Only in adult life have I gained the comfort of the awareness of a lineage of ‘apophatic’ contemplative practice involving practices of negation, or inner darkness. The memory concludes with the hearing of my mother calling my name from another part of the house, and the flash of insight, like a terrible lightning bolt of intuition, that the ‘Danny’ she was calling was one deeply loved by her but necessarily different from the ‘not-Danny’ beyond words or names. I have lived with that implicit contemplative knowledge ever since and it remains a whisper behind all that I encounter and experience.
I have come to imagine contemplative practice and the working out of integrating the bittersweet knowing of my younger self, as intimately bound up with the pith wisdom alluded to in Ketcham’s trickster figure ‘Dennis’. It has not always been so easy to bring that little boy's tentative mystical intuition into the world and I’ve suffered the inevitable mistakes and humiliations along the way. There are doubtless others to yet unfold and be digested in coming years. But in my deeply democratic dialogue with Runa earlier, I was reminded, perhaps both within her and within me, of the profound existential relaxation and comfort to be had in re-approaching our earlier self in humble admiration and kindly witness; The wisdom of a deep inner bow to the simple intuitions of a child without the right words or a complicated cognitive understanding. A ‘self’ closer to the heart. I am reminded that so often in adult life, with our various identities, responsibilities and plans to live up to, we miss what we are ultimately looking for - to be truly ourselves - because it is so close; Our vision is often focused beyond the immediate, on a reality ‘out there’, one bound up with an imagined future version of ourselves conditioned by the multi-layered consensus view of things and the ever-partial ‘facts’ of our lives. But when we design and value space to be able to contemplatively return to being-with what is timelessly and truly looking out through our eyes, the entirety of this human life is re-invited into awareness.

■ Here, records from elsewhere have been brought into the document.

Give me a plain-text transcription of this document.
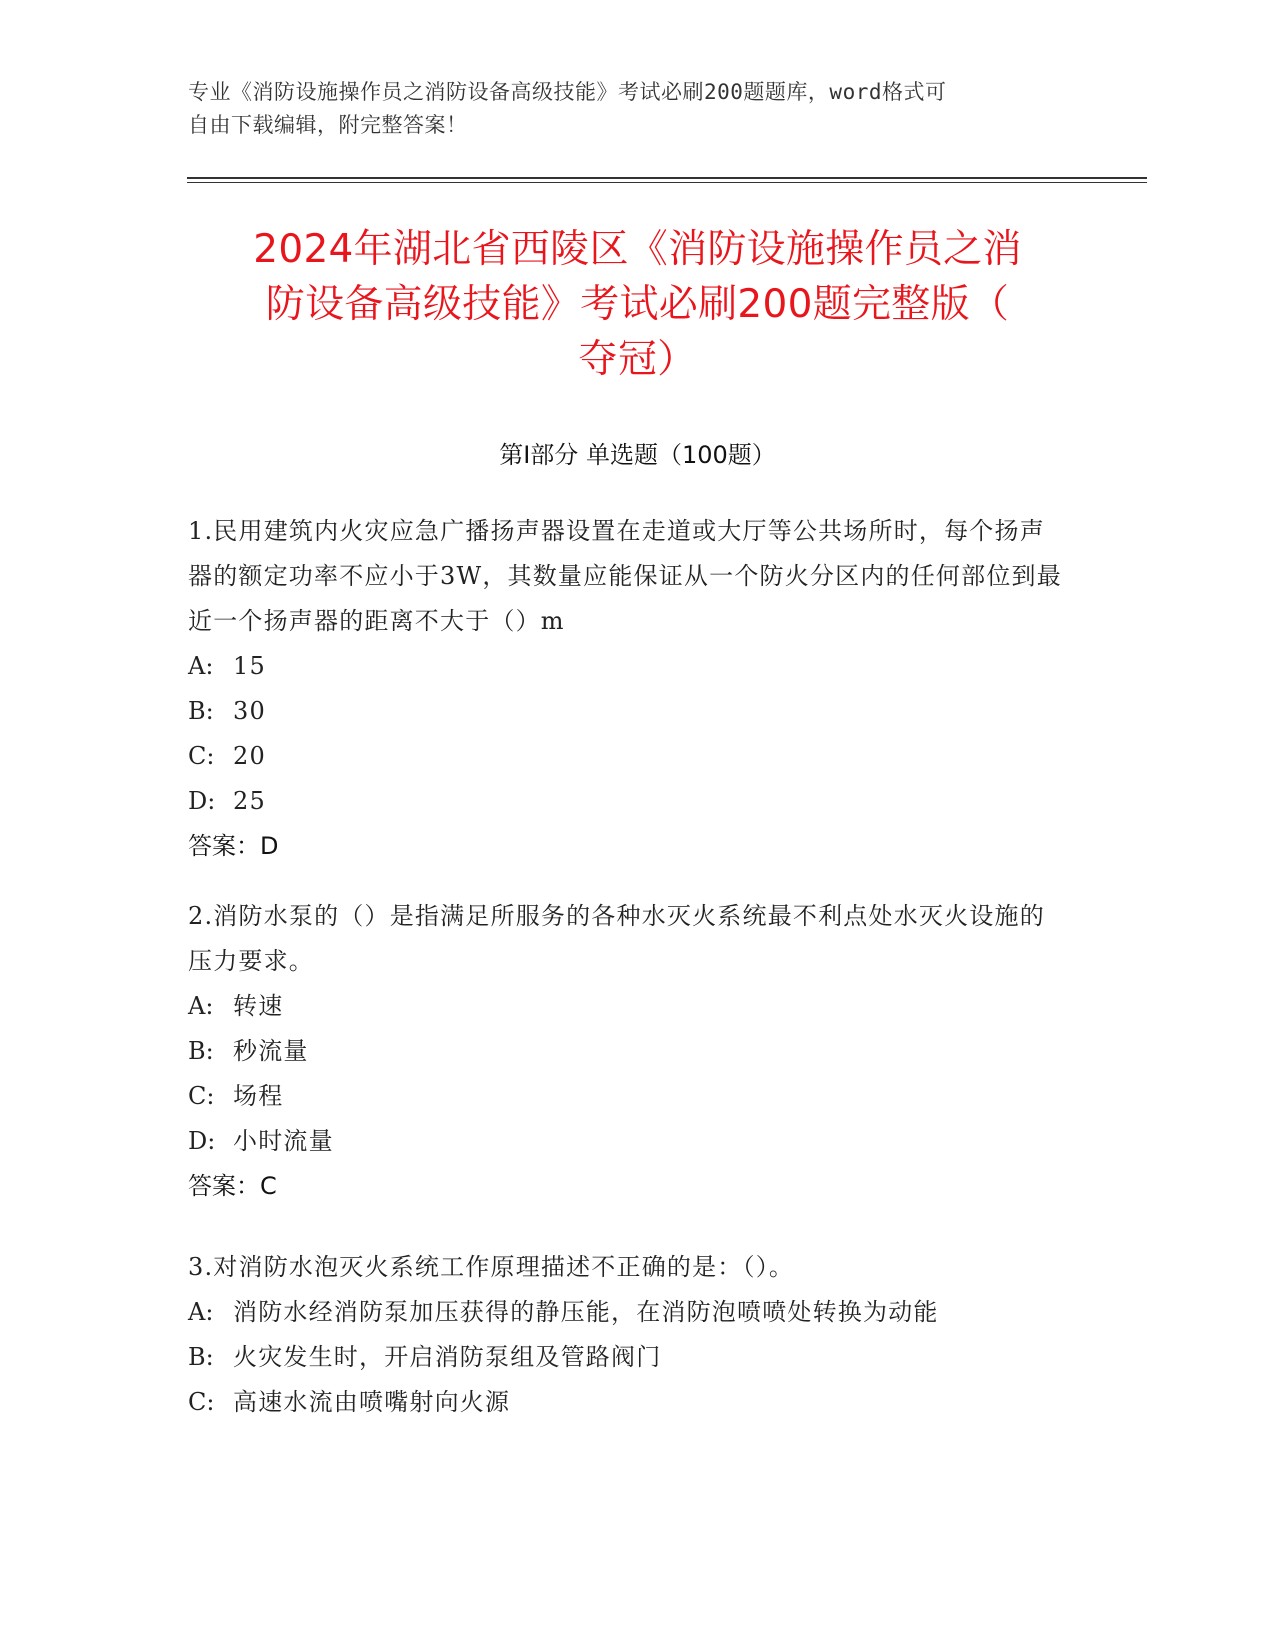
专业《消防设施操作员之消防设备高级技能》考试必刷200题题库，word格式可
自由下载编辑，附完整答案！
2024年湖北省西陵区《消防设施操作员之消
防设备高级技能》考试必刷200题完整版（
夺冠）
第Ⅰ部分 单选题（100题）
1.民用建筑内火灾应急广播扬声器设置在走道或大厅等公共场所时，每个扬声器的额定功率不应小于3W，其数量应能保证从一个防火分区内的任何部位到最近一个扬声器的距离不大于（）m
A: 15
B: 30
C: 20
D: 25
答案：D
2.消防水泵的（）是指满足所服务的各种水灭火系统最不利点处水灭火设施的压力要求。
A: 转速
B: 秒流量
C: 场程
D: 小时流量
答案：C
3.对消防水泡灭火系统工作原理描述不正确的是：（）。
A: 消防水经消防泵加压获得的静压能，在消防泡喷喷处转换为动能
B: 火灾发生时，开启消防泵组及管路阀门
C: 高速水流由喷嘴射向火源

I have come to realise somewhat that my most satisfying, meaningful and productive work, whether with curious souls in psychotherapy or in providing contemplative not-knowing space to organisations, has unfolded when I have acceded to the irresistible tendency in me towards silence, contemplative space and a psychological emptiness. It is the sweet spot of professional life, the meeting point between the innate hologram of my individual self and that which is, in us all, quite beyond the reach of the senses or the mind. I’ve begun to realise that in relaxing into ‘getting good at being you’, I am gradually and psychologically circling back towards that little boy on the edge of his bed.